Create `src/main/resources/schema.sql`:
```sql
create table products (
id int NOT NULL AUTO_INCREMENT,
code varchar(255) not null,
name varchar(255) not null,
price numeric(5,2) not null,
PRIMARY KEY (id),
UNIQUE (code)
);
```
Enable schema initialization in `src/main/resources/application.properties`:
```properties
spring.sql.init.mode=always
```
## Create the event payload
Create a record named `ProductPriceChangedEvent` that represents the structure
of the event payload received from the Kafka topic:
```java
package com.testcontainers.demo;
import java.math.BigDecimal;
record ProductPriceChangedEvent(String productCode, BigDecimal price) {}
```
The sender and receiver agree on the following JSON format:
```json
{
"productCode": "P100",
"price": 25.0
}
```
## Implement the Kafka listener
Create `ProductPriceChangedEventHandler.java`, which handles messages from the
`product-price-changes` topic and updates the product price in the database:
```java
package com.testcontainers.demo;
import org.slf4j.Logger;
import org.slf4j.LoggerFactory;
import org.springframework.kafka.annotation.KafkaListener;
import org.springframework.stereotype.Component;
import org.springframework.transaction.annotation.Transactional;
@Component
@Transactional
class ProductPriceChangedEventHandler {
private static final Logger log = LoggerFactory.getLogger(
ProductPriceChangedEventHandler.class
);
private final ProductRepository productRepository;
ProductPriceChangedEventHandler(ProductRepository productRepository) {
this.productRepository = productRepository;
}
@KafkaListener(topics = "product-price-changes", groupId = "demo")
public void handle(ProductPriceChangedEvent event) {
log.info(
"Received a ProductPriceChangedEvent with productCode:{}: ",
event.productCode()
);
productRepository.updateProductPrice(event.productCode(), event.price());
}
}
```
The `@KafkaListener` annotation specifies the topic name to listen to.

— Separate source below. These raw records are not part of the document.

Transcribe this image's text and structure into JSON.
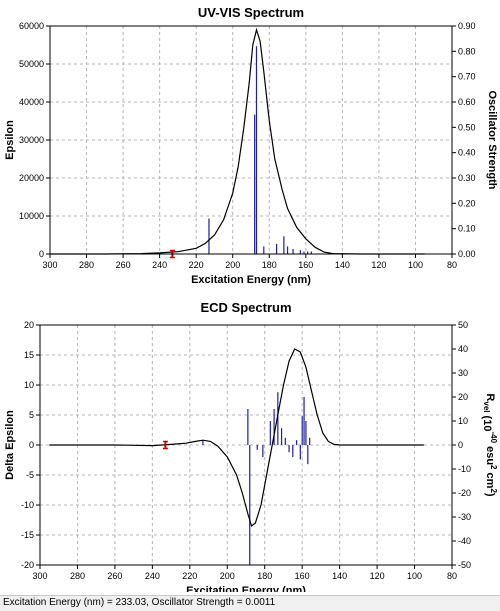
{
  "chart_data": [
    {
      "type": "line",
      "title": "UV-VIS Spectrum",
      "xlabel": "Excitation Energy (nm)",
      "ylabel": "Epsilon",
      "ylabel_right": "Oscillator Strength",
      "xlim": [
        300,
        80
      ],
      "ylim": [
        0,
        60000
      ],
      "ylim_right": [
        0,
        0.9
      ],
      "grid": true,
      "x_ticks": [
        "300",
        "280",
        "260",
        "240",
        "220",
        "200",
        "180",
        "160",
        "140",
        "120",
        "100",
        "80"
      ],
      "y_ticks": [
        "0",
        "10000",
        "20000",
        "30000",
        "40000",
        "50000",
        "60000"
      ],
      "y_ticks_right": [
        "0.00",
        "0.10",
        "0.20",
        "0.30",
        "0.40",
        "0.50",
        "0.60",
        "0.70",
        "0.80",
        "0.90"
      ],
      "curve": {
        "x": [
          300,
          270,
          250,
          240,
          230,
          220,
          215,
          210,
          205,
          200,
          197,
          194,
          191,
          189,
          187,
          185,
          183,
          180,
          177,
          173,
          170,
          165,
          160,
          155,
          150,
          145,
          130,
          110,
          95
        ],
        "y": [
          0,
          0,
          100,
          300,
          600,
          1500,
          2800,
          5000,
          9000,
          16000,
          23000,
          33000,
          45000,
          55000,
          59000,
          56000,
          48000,
          35000,
          25000,
          17000,
          12000,
          7000,
          4000,
          1800,
          500,
          100,
          0,
          0,
          0
        ]
      },
      "sticks": {
        "x": [
          233,
          213,
          188,
          187,
          183,
          176,
          172,
          170,
          167,
          163,
          161,
          159,
          157
        ],
        "strength": [
          0.0011,
          0.14,
          0.55,
          0.82,
          0.03,
          0.04,
          0.07,
          0.03,
          0.02,
          0.015,
          0.01,
          0.01,
          0.01
        ]
      },
      "marker": {
        "x": 233.03,
        "y": 0
      }
    },
    {
      "type": "line",
      "title": "ECD Spectrum",
      "xlabel": "Excitation Energy (nm)",
      "ylabel": "Delta Epsilon",
      "ylabel_right_main": "R",
      "ylabel_right_sub": "vel",
      "ylabel_right_mid": " (10",
      "ylabel_right_exp": "-40",
      "ylabel_right_end": " esu",
      "ylabel_right_exp2": "2",
      "ylabel_right_tail": " cm",
      "ylabel_right_exp3": "2",
      "ylabel_right_close": ")",
      "xlim": [
        300,
        80
      ],
      "ylim": [
        -20,
        20
      ],
      "ylim_right": [
        -50,
        50
      ],
      "grid": true,
      "x_ticks": [
        "300",
        "280",
        "260",
        "240",
        "220",
        "200",
        "180",
        "160",
        "140",
        "120",
        "100",
        "80"
      ],
      "y_ticks": [
        "-20",
        "-15",
        "-10",
        "-5",
        "0",
        "5",
        "10",
        "15",
        "20"
      ],
      "y_ticks_right": [
        "-50",
        "-40",
        "-30",
        "-20",
        "-10",
        "0",
        "10",
        "20",
        "30",
        "40",
        "50"
      ],
      "curve": {
        "x": [
          295,
          260,
          240,
          230,
          222,
          217,
          213,
          209,
          205,
          200,
          195,
          192,
          189,
          187,
          185,
          182,
          179,
          176,
          173,
          170,
          167,
          164,
          161,
          158,
          155,
          152,
          149,
          146,
          143,
          140,
          120,
          95
        ],
        "y": [
          0,
          0,
          -0.1,
          0.1,
          0.3,
          0.6,
          0.8,
          0.6,
          -0.2,
          -2,
          -5,
          -8,
          -11.5,
          -13.5,
          -13,
          -10,
          -5,
          0,
          5,
          10,
          14,
          16,
          15.5,
          13,
          9,
          5,
          2,
          0.6,
          0.1,
          0,
          0,
          0
        ]
      },
      "sticks": {
        "x": [
          233,
          213,
          189,
          188,
          184,
          181,
          177,
          175,
          173,
          171,
          169,
          167,
          165,
          163,
          161,
          160,
          159,
          158,
          157,
          156
        ],
        "rvel": [
          0.5,
          2,
          15,
          -50,
          -2,
          -5,
          10,
          15,
          22,
          7,
          3,
          -3,
          -5,
          2,
          -6,
          12,
          20,
          10,
          -8,
          3
        ]
      },
      "marker": {
        "x": 233.03,
        "y": 0
      }
    }
  ],
  "status": {
    "text": "Excitation Energy (nm) = 233.03, Oscillator Strength = 0.0011"
  },
  "colors": {
    "curve": "#000000",
    "stick": "#1e1ea0",
    "marker": "#d00000",
    "grid": "#b4b4b4",
    "frame": "#000000"
  }
}
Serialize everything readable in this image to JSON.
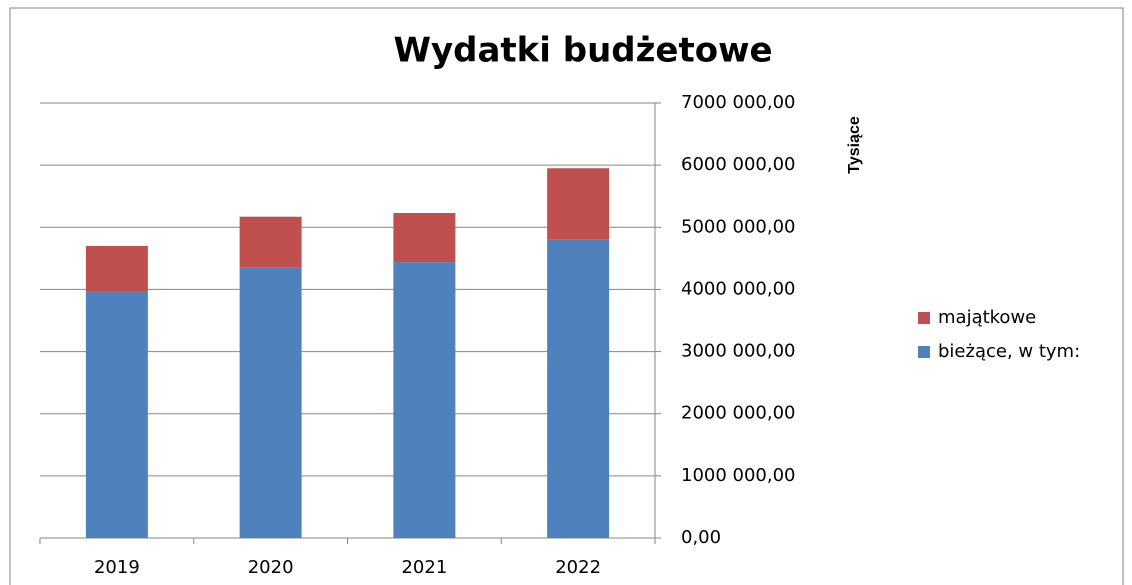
{
  "chart_data": {
    "type": "stacked_bar",
    "title": "Wydatki budżetowe",
    "y_axis_label": "Tysiące",
    "categories": [
      "2019",
      "2020",
      "2021",
      "2022"
    ],
    "series": [
      {
        "name": "bieżące, w tym:",
        "color": "#4f81bd",
        "values": [
          3960000,
          4350000,
          4440000,
          4810000
        ]
      },
      {
        "name": "majątkowe",
        "color": "#c0504d",
        "values": [
          740000,
          820000,
          790000,
          1140000
        ]
      }
    ],
    "ylim": [
      0,
      7000000
    ],
    "yticks": [
      {
        "value": 0,
        "label": "0,00"
      },
      {
        "value": 1000000,
        "label": "1000 000,00"
      },
      {
        "value": 2000000,
        "label": "2000 000,00"
      },
      {
        "value": 3000000,
        "label": "3000 000,00"
      },
      {
        "value": 4000000,
        "label": "4000 000,00"
      },
      {
        "value": 5000000,
        "label": "5000 000,00"
      },
      {
        "value": 6000000,
        "label": "6000 000,00"
      },
      {
        "value": 7000000,
        "label": "7000 000,00"
      }
    ],
    "yaxis_position": "right",
    "grid": true,
    "legend_position": "right"
  }
}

Spring
Kafka handles serialization and deserialization based on the properties
configured in `application.properties`.
## Configure Kafka serialization
Add the following Kafka properties to
`src/main/resources/application.properties`:
```properties
######## Kafka Configuration #########
spring.kafka.bootstrap-servers=localhost:9092
spring.kafka.producer.key-serializer=org.apache.kafka.common.serialization.StringSerializer
spring.kafka.producer.value-serializer=org.springframework.kafka.support.serializer.JsonSerializer
spring.kafka.consumer.group-id=demo
spring.kafka.consumer.auto-offset-reset=latest
spring.kafka.consumer.key-deserializer=org.apache.kafka.common.serialization.StringDeserializer
spring.kafka.consumer.value-deserializer=org.springframework.kafka.support.serializer.JsonDeserializer
spring.kafka.consumer.properties.spring.json.trusted.packages=com.testcontainers.demo
```
The `productCode` key is (de)serialized using `StringSerializer`/`StringDeserializer`,
and the `ProductPriceChangedEvent` value is (de)serialized using
`JsonSerializer`/`JsonDeserializer`.